The structural weight design method based on the modified grasshopper optimization algorithm

Structural weight design is essential and difficult in engineering structure optimization. The design is affected by many factors and belongs to the NP problem. Swarm intelligent algorithm provides a valid way to solve the NP problem. Grasshopper optimization algorithm (GOA) is a nature-inspired algorithm that mimics the swarming behaviors of grasshopper insects, but the original GOA has two main problems: the convergence rate is slow and the convergence accuracy is poor.

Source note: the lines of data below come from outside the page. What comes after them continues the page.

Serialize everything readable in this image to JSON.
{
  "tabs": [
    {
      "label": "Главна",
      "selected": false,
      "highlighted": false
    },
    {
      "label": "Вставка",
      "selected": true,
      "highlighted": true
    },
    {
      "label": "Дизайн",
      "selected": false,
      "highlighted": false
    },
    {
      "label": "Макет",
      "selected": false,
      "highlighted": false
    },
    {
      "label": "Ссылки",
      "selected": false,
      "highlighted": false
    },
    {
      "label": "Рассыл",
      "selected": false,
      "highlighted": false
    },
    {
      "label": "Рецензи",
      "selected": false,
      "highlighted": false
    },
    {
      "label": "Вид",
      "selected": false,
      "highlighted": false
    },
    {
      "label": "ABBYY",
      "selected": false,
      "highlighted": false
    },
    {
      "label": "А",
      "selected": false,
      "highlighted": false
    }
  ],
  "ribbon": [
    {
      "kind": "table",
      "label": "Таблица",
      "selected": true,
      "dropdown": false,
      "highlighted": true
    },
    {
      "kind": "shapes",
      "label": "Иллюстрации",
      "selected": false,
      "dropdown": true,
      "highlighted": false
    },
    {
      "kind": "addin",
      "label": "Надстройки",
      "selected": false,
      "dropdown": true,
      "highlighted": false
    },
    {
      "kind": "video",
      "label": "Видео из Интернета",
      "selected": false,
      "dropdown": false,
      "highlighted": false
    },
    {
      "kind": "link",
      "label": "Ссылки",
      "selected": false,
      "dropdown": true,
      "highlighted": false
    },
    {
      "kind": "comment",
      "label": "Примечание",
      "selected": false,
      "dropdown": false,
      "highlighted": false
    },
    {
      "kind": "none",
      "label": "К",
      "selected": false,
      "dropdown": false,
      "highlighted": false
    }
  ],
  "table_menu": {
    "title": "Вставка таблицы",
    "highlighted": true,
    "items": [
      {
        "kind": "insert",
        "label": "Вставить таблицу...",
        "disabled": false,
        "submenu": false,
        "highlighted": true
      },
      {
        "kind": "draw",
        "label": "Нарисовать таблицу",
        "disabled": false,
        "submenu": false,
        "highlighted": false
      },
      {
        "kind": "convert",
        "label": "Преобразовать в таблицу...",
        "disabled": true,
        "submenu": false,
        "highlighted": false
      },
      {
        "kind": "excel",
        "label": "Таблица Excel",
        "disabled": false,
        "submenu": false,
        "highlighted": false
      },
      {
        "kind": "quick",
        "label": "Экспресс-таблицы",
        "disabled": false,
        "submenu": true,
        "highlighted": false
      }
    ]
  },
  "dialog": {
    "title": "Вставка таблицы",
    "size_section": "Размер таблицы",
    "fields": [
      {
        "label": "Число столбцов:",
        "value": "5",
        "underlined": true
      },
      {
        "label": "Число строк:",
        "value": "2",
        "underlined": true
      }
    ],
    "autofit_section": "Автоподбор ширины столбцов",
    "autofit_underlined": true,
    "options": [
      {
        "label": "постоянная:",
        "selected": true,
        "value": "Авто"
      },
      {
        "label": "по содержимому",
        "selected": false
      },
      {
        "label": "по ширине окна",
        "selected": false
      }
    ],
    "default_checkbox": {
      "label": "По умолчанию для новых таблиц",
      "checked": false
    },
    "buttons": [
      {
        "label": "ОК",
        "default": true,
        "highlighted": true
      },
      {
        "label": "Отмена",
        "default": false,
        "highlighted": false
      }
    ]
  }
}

We propose a novel grasshopper optimization algorithm (CV-GOA) consisting of chaos strategy and velocity perturbation mechanism to improve the performance of standard GOA. In CV-GOA, the initial artificial swarm is constructed by Logistic map to increase the diversity of the population and improve the feasibility of finding the global optimal solution; then a set of the velocity vector is introduced and the velocity perturbation mechanism is used to update the velocity of grasshoppers and disturbs the position of grasshoppers, it can improve the searching speed of the algorithm and help the algorithm jump out of the local optimal trap, and improve the optimization accuracy of the algorithm. Experiments are conducted on fifteen benchmark functions to test the accuracy and convergence rate of CV-GOA. Experiments show the proposed CV-GOA achieves higher precision and better convergence rate than other variants. In addition, three structural weight design problems are optimized by CV-GOA, they are cantilever beam design problem, pressure vessel design problem and speed reducer design problem. The results indicate structural weight is designed with superiority. It also proves the effectiveness and value of the proposed algorithm.